In the Greek, the statement to believe in God and believe in Jesus is constructed for emphasis. Placing two similar phrasings immediately next to each other gives emphasis. Also, emphasis is given to the first word of the sentence as well as the last. The Greek reads, “Believe in God and in me believe.” Thus, the pairing of “in God” and “in me” emphasizes the same faith in one as the other. Further, the verb “believe” here is not a call to come to belief from unbelief, but rather an urge to continue believing. Jesus is telling them not to lose hope. No matter the dark circumstances that will seem to overwhelm, they should continue believing in God and continue believing in what Jesus had told them.

Surely residing with God will be like living in a mansion, but that is not the idea Jesus is conveying in verse 2. The noun here is not even really simply rooms or dwelling places. We reside (verb) in a residence (noun). But we could also say that that residence is the place of our residing (also noun). That’s the kind of implication from this word. Jesus is saying that there are many residings with God. In other words, this is part of his urging them not to be troubled and not to lose hope. Jesus knows that when he is arrested and crucified, it may seem as if everything he had told them has come to nothing. He had said that he would be the way to take them to God. They may think the crucifixion has stopped his plans, and that he alone, then, in his death goes to God. But Jesus is saying, no. This is the plan. His death will not result in abandonment for them. There are places—many places—of residing with God. All those of faith will be included and will be brought to God.

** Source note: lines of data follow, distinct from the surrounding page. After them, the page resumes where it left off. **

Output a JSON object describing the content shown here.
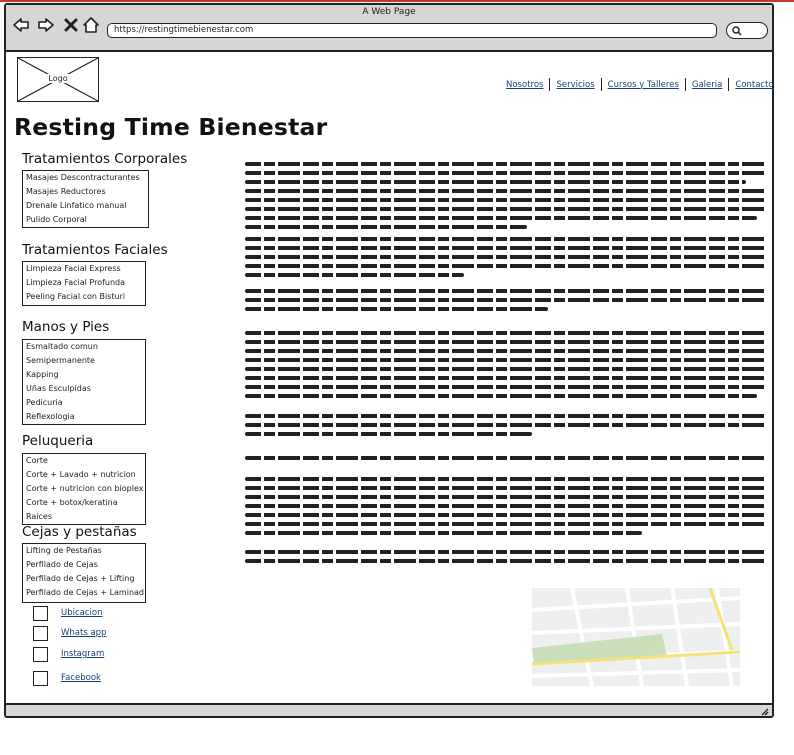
{
  "browser": {
    "window_title": "A Web Page",
    "url": "https://restingtimebienestar.com"
  },
  "logo": {
    "label": "Logo"
  },
  "nav": {
    "items": [
      "Nosotros",
      "Servicios",
      "Cursos y Talleres",
      "Galeria",
      "Contacto"
    ]
  },
  "site": {
    "title": "Resting Time Bienestar"
  },
  "sections": [
    {
      "title": "Tratamientos Corporales",
      "items": [
        "Masajes Descontracturantes",
        "Masajes Reductores",
        "Drenale Linfatico manual",
        "Pulido Corporal"
      ]
    },
    {
      "title": "Tratamientos Faciales",
      "items": [
        "Limpieza Facial Express",
        "Limpieza Facial Profunda",
        "Peeling Facial con Bisturi"
      ]
    },
    {
      "title": "Manos y Pies",
      "items": [
        "Esmaltado comun",
        "Semipermanente",
        "Kapping",
        "Uñas Esculpidas",
        "Pedicuria",
        "Reflexologia"
      ]
    },
    {
      "title": "Peluqueria",
      "items": [
        "Corte",
        "Corte + Lavado + nutricion",
        "Corte + nutricion con bioplex",
        "Corte + botox/keratina",
        "Raices"
      ]
    },
    {
      "title": "Cejas y pestañas",
      "items": [
        "Lifting de Pestañas",
        "Perfilado de Cejas",
        "Perfilado de Cejas + Lifting",
        "Perfilado de Cejas + Laminad"
      ]
    }
  ],
  "social": [
    "Ubicacion",
    "Whats app",
    "Instagram",
    "Facebook"
  ]
}
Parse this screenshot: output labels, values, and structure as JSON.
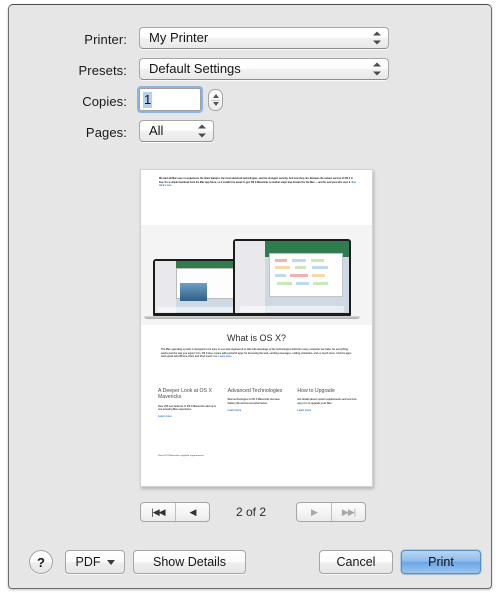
{
  "dialog": {
    "fields": [
      {
        "label": "Printer:",
        "value": "My Printer"
      },
      {
        "label": "Presets:",
        "value": "Default Settings"
      },
      {
        "label": "Copies:",
        "value": "1"
      },
      {
        "label": "Pages:",
        "value": "All"
      }
    ]
  },
  "preview": {
    "intro": "We want all Mac users to experience the latest features, the most advanced technologies, and the strongest security. And now they can. Because the newest version of OS X is free. It's a simple download from the Mac App Store, so it couldn't be easier to get. OS X Mavericks is another major leap forward for the Mac — and for everyone who uses it.",
    "intro_link": "See what's new",
    "headline": "What is OS X?",
    "subcopy": "The Mac operating system is designed to be easy to use and engineered to take full advantage of the technologies built into every computer we make. So everything works just the way you expect it to. OS X also comes with powerful apps for browsing the web, sending messages, setting reminders, and so much more. And the apps work great with iPhone, iPad, and iPod touch, too.",
    "subcopy_link": "Learn more",
    "columns": [
      {
        "title": "A Deeper Look at OS X Mavericks",
        "body": "Over 200 new features in OS X Mavericks add up to one amazing Mac experience.",
        "link": "Learn more"
      },
      {
        "title": "Advanced Technologies",
        "body": "New technologies in OS X Mavericks increase battery life and boost performance.",
        "link": "Learn more"
      },
      {
        "title": "How to Upgrade",
        "body": "Get details about system requirements and see how easy it is to upgrade your Mac.",
        "link": "Learn more"
      }
    ],
    "footnote": "View OS X Mavericks upgrade requirements."
  },
  "pager": {
    "first_label": "|◀◀",
    "prev_label": "◀",
    "indicator": "2 of 2",
    "next_label": "▶",
    "last_label": "▶▶|"
  },
  "buttons": {
    "help": "?",
    "pdf": "PDF",
    "show_details": "Show Details",
    "cancel": "Cancel",
    "print": "Print"
  },
  "colors": {
    "accent": "#6ba6e4",
    "selection": "#b4d0ee",
    "link": "#2a6fd0"
  }
}
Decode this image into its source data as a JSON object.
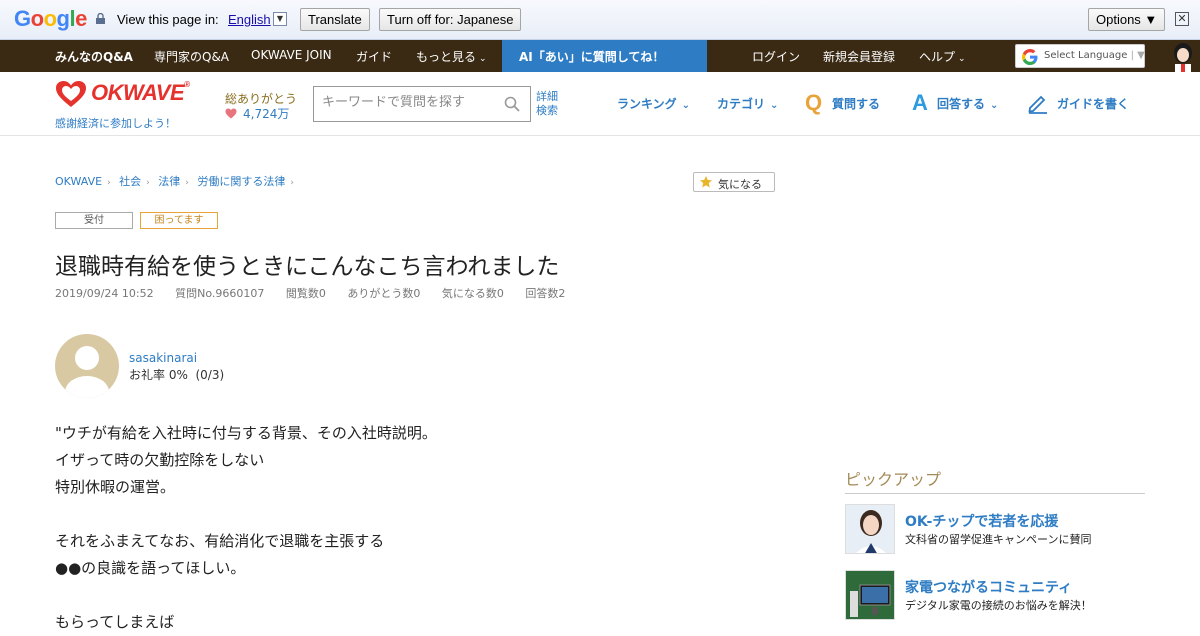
{
  "translate_bar": {
    "view_text": "View this page in:",
    "language": "English",
    "translate_label": "Translate",
    "turn_off_label": "Turn off for: Japanese",
    "options_label": "Options ▼"
  },
  "topnav": {
    "items": [
      "みんなのQ&A",
      "専門家のQ&A",
      "OKWAVE JOIN",
      "ガイド",
      "もっと見る"
    ],
    "ai_label": "AI「あい」に質問してね！",
    "right_items": [
      "ログイン",
      "新規会員登録",
      "ヘルプ"
    ],
    "select_language": "Select Language"
  },
  "header": {
    "logo_text": "OKWAVE",
    "tagline": "感謝経済に参加しよう！",
    "thanks_label": "総ありがとう",
    "thanks_count": "4,724万",
    "search_placeholder": "キーワードで質問を探す",
    "advanced_line1": "詳細",
    "advanced_line2": "検索",
    "nav": {
      "ranking": "ランキング",
      "category": "カテゴリ",
      "ask": "質問する",
      "answer": "回答する",
      "guide": "ガイドを書く"
    }
  },
  "breadcrumb": [
    "OKWAVE",
    "社会",
    "法律",
    "労働に関する法律"
  ],
  "favorite_label": "気になる",
  "tags": {
    "status": "受付",
    "trouble": "困ってます"
  },
  "question": {
    "title": "退職時有給を使うときにこんなこち言われました",
    "date": "2019/09/24 10:52",
    "number": "質問No.9660107",
    "views": "閲覧数0",
    "thanks": "ありがとう数0",
    "favorites": "気になる数0",
    "answers": "回答数2"
  },
  "user": {
    "name": "sasakinarai",
    "rate": "お礼率 0%  (0/3)"
  },
  "body_lines": [
    "\"ウチが有給を入社時に付与する背景、その入社時説明。",
    "イザって時の欠勤控除をしない",
    "特別休暇の運営。",
    "",
    "それをふまえてなお、有給消化で退職を主張する",
    "●●の良識を語ってほしい。",
    "",
    "もらってしまえば"
  ],
  "sidebar": {
    "pickup_title": "ピックアップ",
    "items": [
      {
        "title": "OK-チップで若者を応援",
        "desc": "文科省の留学促進キャンペーンに賛同"
      },
      {
        "title": "家電つながるコミュニティ",
        "desc": "デジタル家電の接続のお悩みを解決！"
      }
    ]
  },
  "colors": {
    "brand_red": "#e5322d",
    "link_blue": "#2e7cc4",
    "nav_brown": "#3a2a14",
    "pickup_gold": "#a38a57"
  }
}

We cannot lose this context as we move into verse 3. Jesus repeats that he is going away, and that he is doing so to prepare a place for them. Preparing for them to be with God is his death. That is the going away. But, he says, even though I go—even though I die to prepare your way to God—I will come back. Stop there for a moment in your reading of the verse. If going away is going to die, what should we suppose coming back is? It should not catapult our thinking out thousands of years to his second coming. He said if I go away—die—I will come back—LIVE again! Jesus is speaking of his resurrection. He is not dying without hope. He is preparing the way through his death, and then he will return—rise up again—and by his rising, receive them to himself. He does so “so that where I am you may be also.” Where is he? He’s not talking about heaven. Where he is, as we’ve discussed in the chapters leading up to this point, is in full covenant relationship (life) with God. If he goes away (dies), it is the preparation for them when he returns (resurrects to life) so that they may be where he is (in covenant relationship with God). This is the gospel message Jesus is explaining!—not a future promise of physical location in heaven. This is the comfort that he is promising his disciples.

 

We can read this whole section in the following way. “(background thought: God’s purpose has always been for everlasting love relationship. I had told you that I came from the Father and would go back to the Father, but I also told you that I would bring you to God (6:40). However, all this betrayal discussion and my coming death will make it seem to you as if my mission were aborted.) But don’t let your heart be troubled! Continue to trust in God—in his purpose—and in me continue to trust—in my promise. I don’t go to God alone in failure. Those who trust will all reside with him. And if I go to prepare the way (to die), I will return (rise up again), completing my mission, and therefore able to receive you in resurrection of your spirit, so that where I am (which is in perfect covenant relationship with God), there you may be as well.”